Muchos días caen también colillas. La terraza da a la parte de atrás de un hotel, desde cuyos balcones los huéspedes fuman y lanzan sus cigarros, en ocasiones encendidos. Me entristece que de mes en mes no se arroje al vacío también un huésped, cosa que sería muy lógica, como si fuese un simple calcetín desgastado al que se le hizo insoportable cierto pie. Pero no hablemos de cosas bonitas.

Entre la ropa recién lavada había una camiseta de Curro, la mascota de la Expo 92

No hace más que unos días, mientras veía ¿A quién te llevarías a una isla desierta?, de Jota Linares, presencié una escena que me reconcilió con la ropa que se desprende de los tendales, y empieza desde cero. Una vecina subía a tender la colada a la azotea del edificio. Era un día de mucho calor, algo ventoso, que obligaba a cubrir los mecheros con una mano para encender los cigarros. Entre la ropa recién lavada había una camiseta de Curro, la mascota de la Expo 92. El vecino del noveno B, que fumaba un canuto en la otra punta de la azotea para no pensar demasiado en sus problemas personales, reconocía la prenda a lo lejos. "Oye, esa camiseta es mía", le hacía notar. La chica lo miró extrañada. "La encontré tirada en el patio hace años. Vivo en el bajo C. Estuve preguntando a los vecinos, pero nadie sabía nada. Me dio pena tirarla", le explicaba, y al final se la devolvía a cambio de unas caladas del porro.

Al principio, cuando me mudé a mi actual piso, hace ya cuatro años, recogía las prendas que caían en la terraza con agrado, como esa gente deseosa de hacer el bien constantemente, sin tomarse nunca un descanso para hacer entremedias una pequeña putada, aunque sea. Las sacudía, las doblaba y después iba por los pisos superiores preguntando al vecindario si aquellos calzoncillos, bragas, camisetas o sujetadores le pertenecían. Durante una época me sirvió para hacer migas con desconocidos, que se fueron acostumbrando a no bajar nunca a por la ropa caída. No tardé en cansarme de subir yo. Un día cayó una toalla.
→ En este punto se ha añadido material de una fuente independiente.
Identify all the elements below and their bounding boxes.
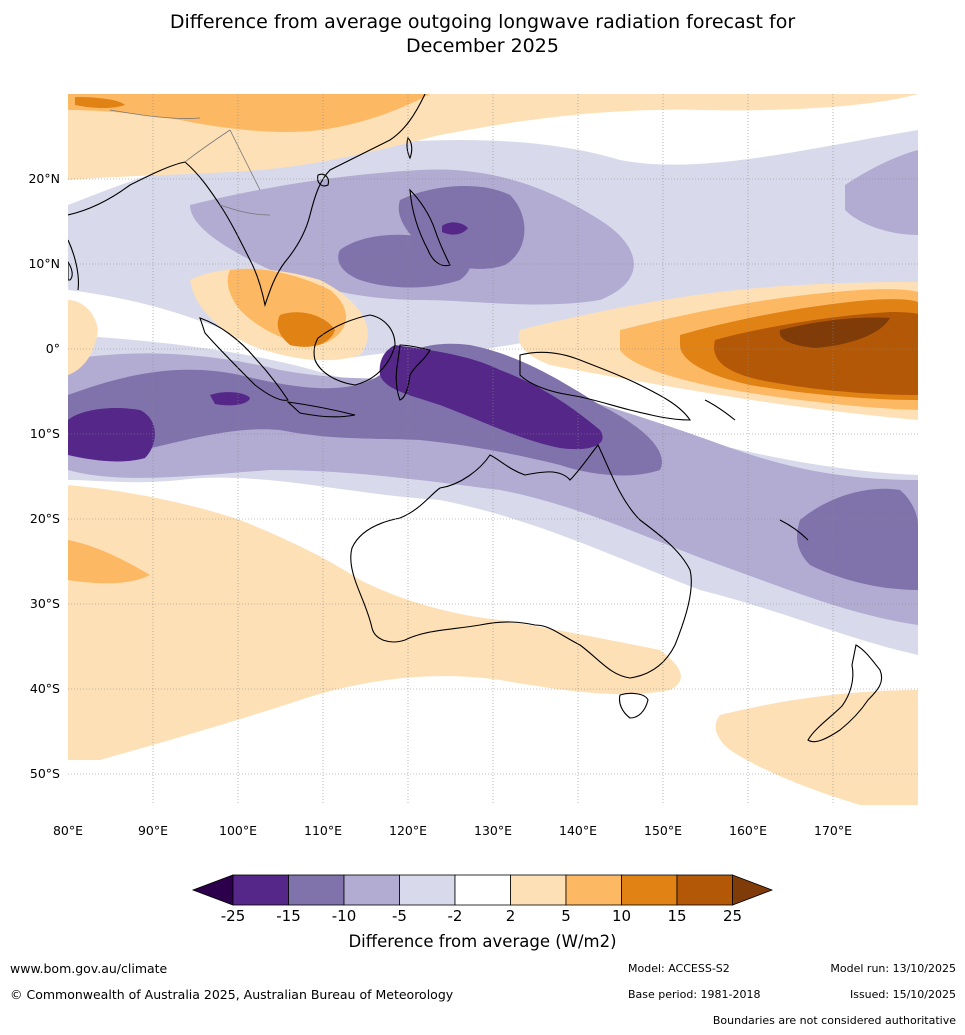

Olía tan bien y era tan suave que la recogí, me di una ducha rápida y me sequé con ella. Cuando transcurrió una semana, y nadie la reclamó, la tiré con enorme tristeza. Todavía recuerdo su delicadeza. En cierto sentido, la maté por matarla, como si así me vengase de sus dueños por no intentar recuperarla.

Pero no soy un asesino en serie. Hay prendas que pasa el tiempo y aún conservo. Me incomoda el desafecto que se instala a menudo entre los dueños y sus cosas. Son un calcetín de bebé, unos calzoncillos feísimos, unas medias negras, unas bragas que merecen una línea en una novela, una camiseta que pone Dios ha muerto, alegría, y cosas por el estilo. Simplemente las guardo para contar que las guardo, y también para imaginar que el día menos pensado su historia desembocará en un final redondo, que ya nadie esperaba.